Why Digital Assistants suck and how we can do better

Current digital assistants suck. They are impersonal, barely have any use, and it is socially unacceptable to talk to them. I say this as someone who owns 3 Amazon Echo devices and a Google Home device; these I use to control all of the lights in my apartment, set timers when I cook, and occasionally ask simple questions like “what’s the weather” or “what time is it”. I use Siri every night to set my alarm. I helped my grandparents set up an Amazon Echo to use for music. I use these assistants more than the average person, and am more privy to the “right” way to talk to them; and yet, I find myself very frustrated with them quite often. I am not a “power user” of these assistants by any means — my use of services like IFTTT and other automated scripts is limited. Perhaps if I was, I would have less of an issue. However, the convenience of digital assistants shouldn’t be reserved for those who invest hours of time into setting up intricate systems. Not everyone is willing to do this, nor is everyone capable of it.
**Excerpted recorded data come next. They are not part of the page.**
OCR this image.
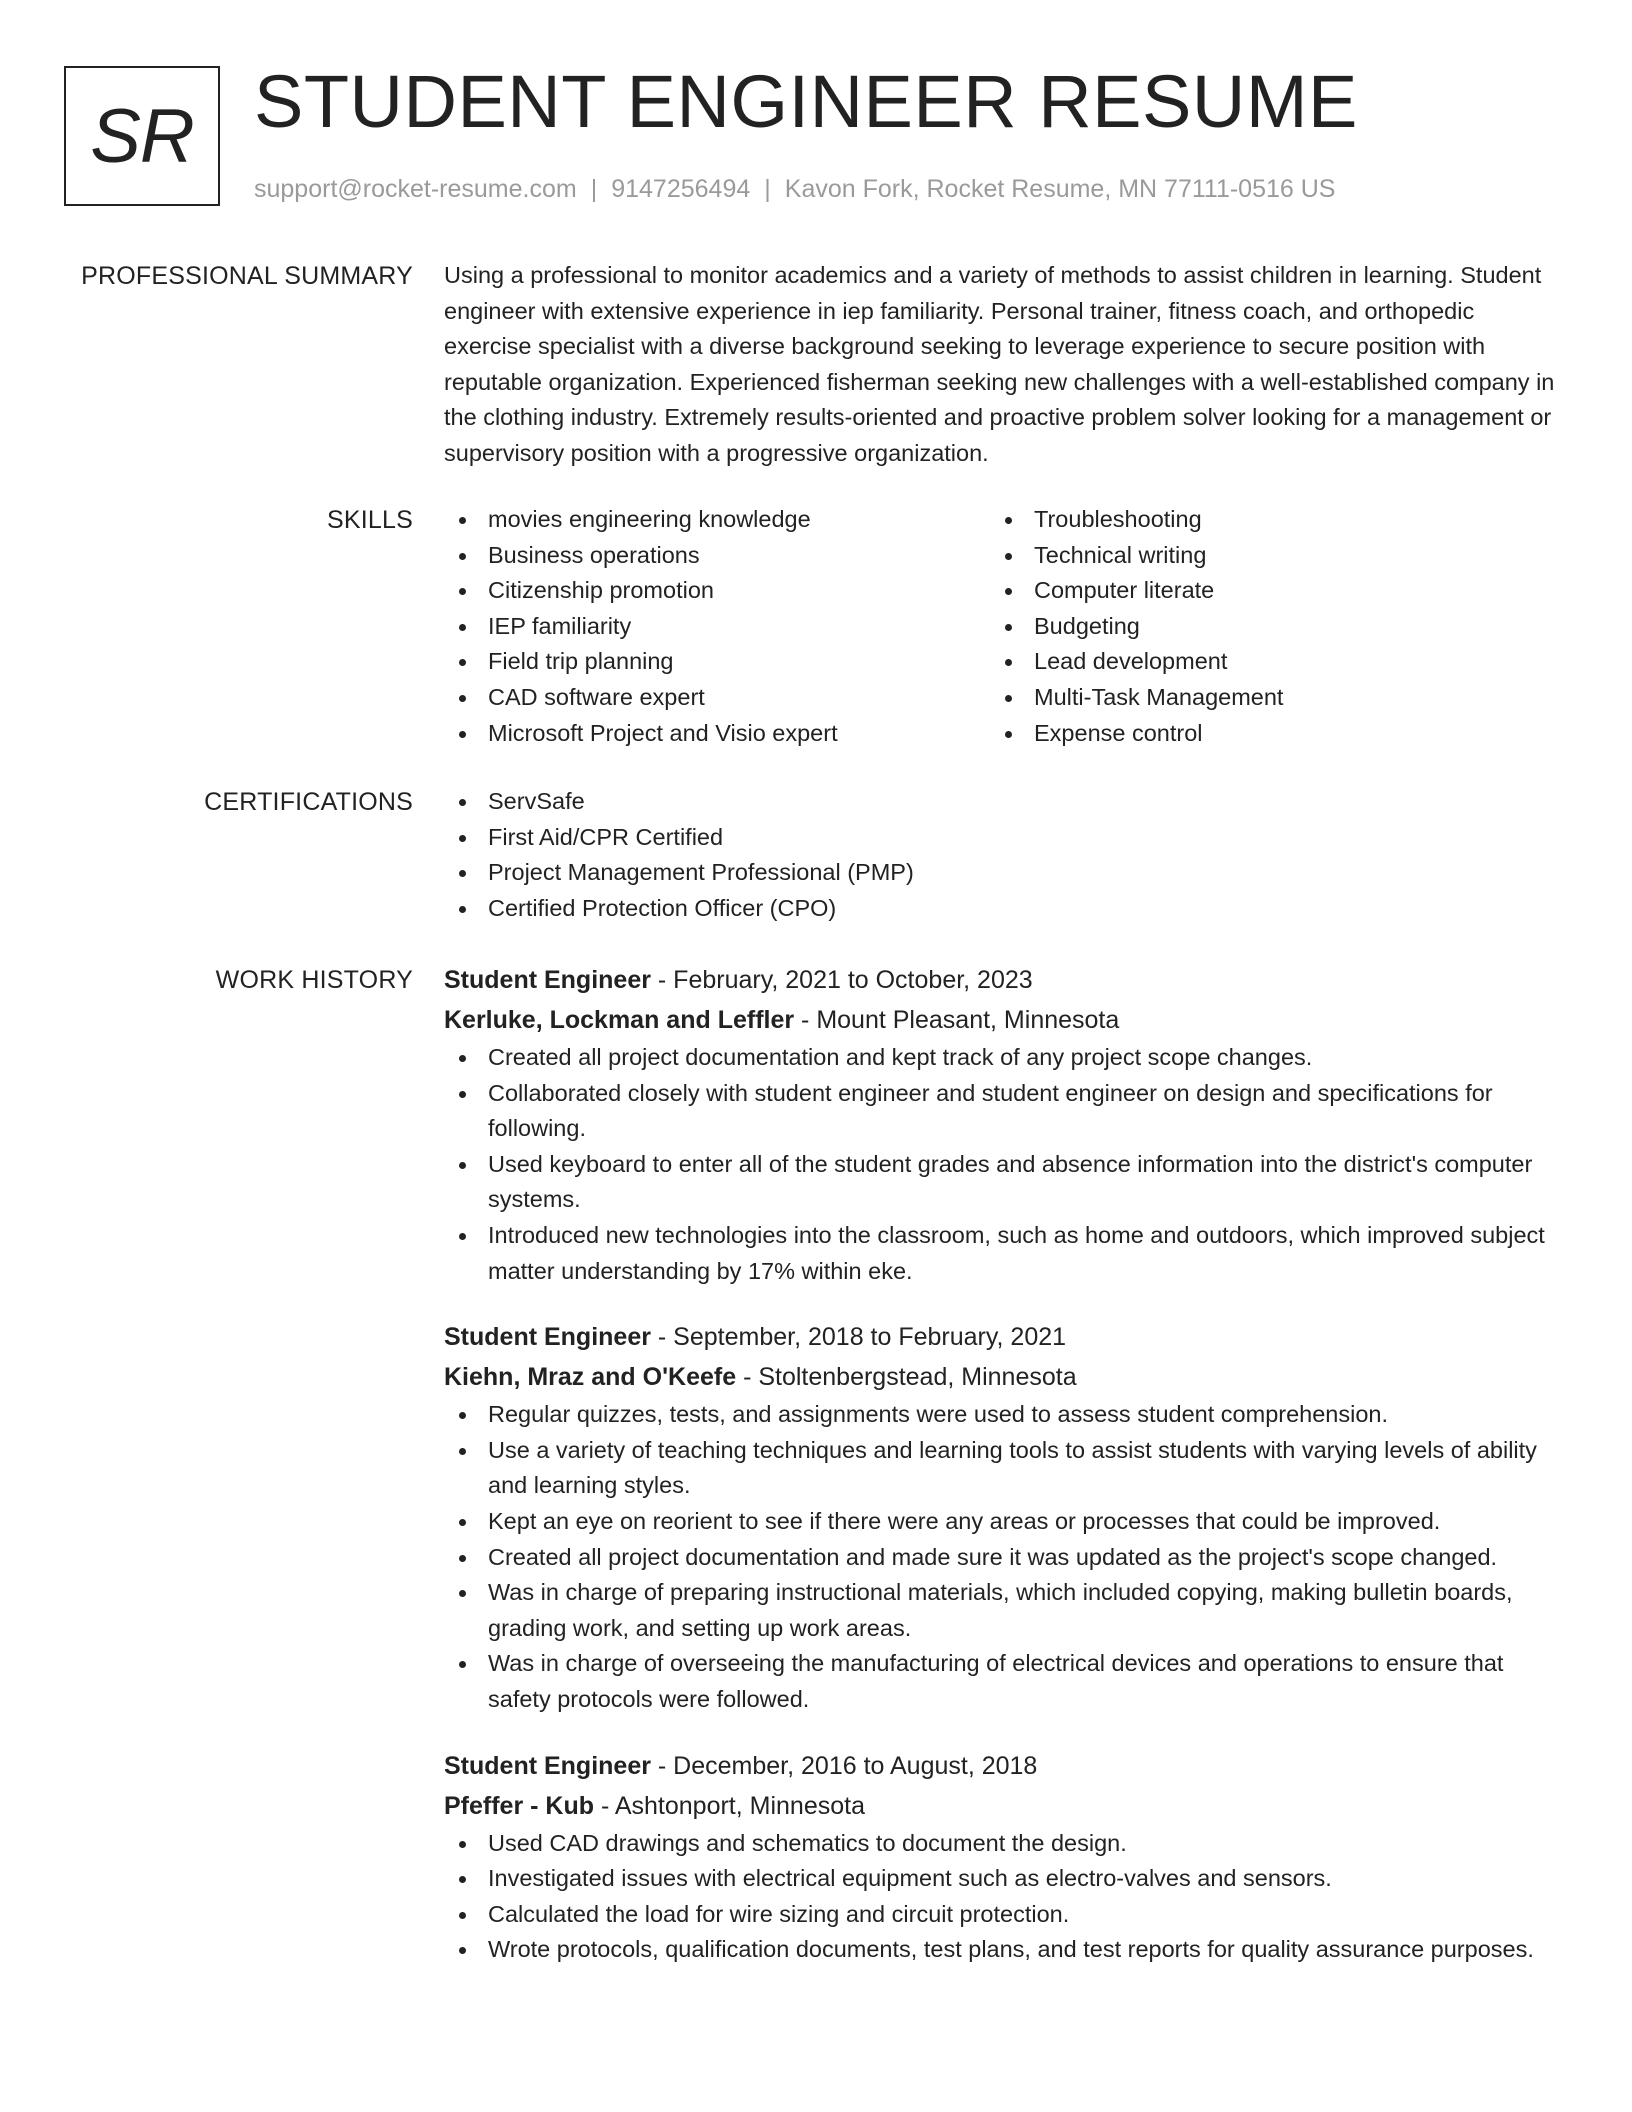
SR STUDENT ENGINEER RESUME
support@rocket-resume.com | 9147256494 | Kavon Fork, Rocket Resume, MN 77111-0516 US
PROFESSIONAL SUMMARY Using a professional to monitor academics and a variety of methods to assist children in learning. Student engineer with extensive experience in iep familiarity. Personal trainer, fitness coach, and orthopedic exercise specialist with a diverse background seeking to leverage experience to secure position with reputable organization. Experienced fisherman seeking new challenges with a well-established company in the clothing industry. Extremely results-oriented and proactive problem solver looking for a management or supervisory position with a progressive organization.

SKILLS	movies engineering knowledge
Business operations
Citizenship promotion
IEP familiarity
Field trip planning
CAD software expert
Microsoft Project and Visio expert
Troubleshooting
Technical writing
Computer literate
Budgeting
Lead development
Multi-Task Management
Expense control
CERTIFICATIONS	ServSafe
First Aid/CPR Certified
Project Management Professional (PMP)
Certified Protection Officer (CPO)
WORK HISTORY Student Engineer - February, 2021 to October, 2023
Kerluke, Lockman and Leffler - Mount Pleasant, Minnesota
Created all project documentation and kept track of any project scope changes.
Collaborated closely with student engineer and student engineer on design and specifications for following.
Used keyboard to enter all of the student grades and absence information into the district's computer systems.
Introduced new technologies into the classroom, such as home and outdoors, which improved subject matter understanding by 17% within eke.
Student Engineer - September, 2018 to February, 2021
Kiehn, Mraz and O'Keefe - Stoltenbergstead, Minnesota
Regular quizzes, tests, and assignments were used to assess student comprehension.
Use a variety of teaching techniques and learning tools to assist students with varying levels of ability and learning styles.
Kept an eye on reorient to see if there were any areas or processes that could be improved.
Created all project documentation and made sure it was updated as the project's scope changed.
Was in charge of preparing instructional materials, which included copying, making bulletin boards, grading work, and setting up work areas.
Was in charge of overseeing the manufacturing of electrical devices and operations to ensure that safety protocols were followed.
Student Engineer - December, 2016 to August, 2018
Pfeffer - Kub - Ashtonport, Minnesota
Used CAD drawings and schematics to document the design.
Investigated issues with electrical equipment such as electro-valves and sensors.
Calculated the load for wire sizing and circuit protection.
Wrote protocols, qualification documents, test plans, and test reports for quality assurance purposes.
A common promise of systems that use cloud-based AI is that it will improve over time. However, in my experience with Amazon Alexa, it has gotten worse in the past year. For a few weeks, Alexa failed to even give me the time of day; I would ask and see the indicator light, only for it to go away without a sound. To give credit where it’s due, this issue has been resolved, and her voice sounds more natural than it did even a few weeks ago. Improvements are obviously being made, but in the wrong areas. I had no complaints as to how natural my digital assistant sounded; but when she can no longer execute basic functions, that is a huge issue. Where Alexa used to respond accurately to my requests to turn on and off all lights in a room (“Alexa, turn on the living room lights”), the same request now only performs the desired action on a single, seemingly random, light in the room. I came to learn that she now expects you to say the much less natural “Alexa, turn on the living room” to perform the desired action. The living room is not a device to be turned on or off; it is a location. This is a nitpick, but it speaks to the semantic issues of most digital assistants. In my limited experience with Google Assistant, it does not suffer from many of the issues Alexa has, but it has its own shortcomings just as every digital assistant. There is no single assistant that does everything well.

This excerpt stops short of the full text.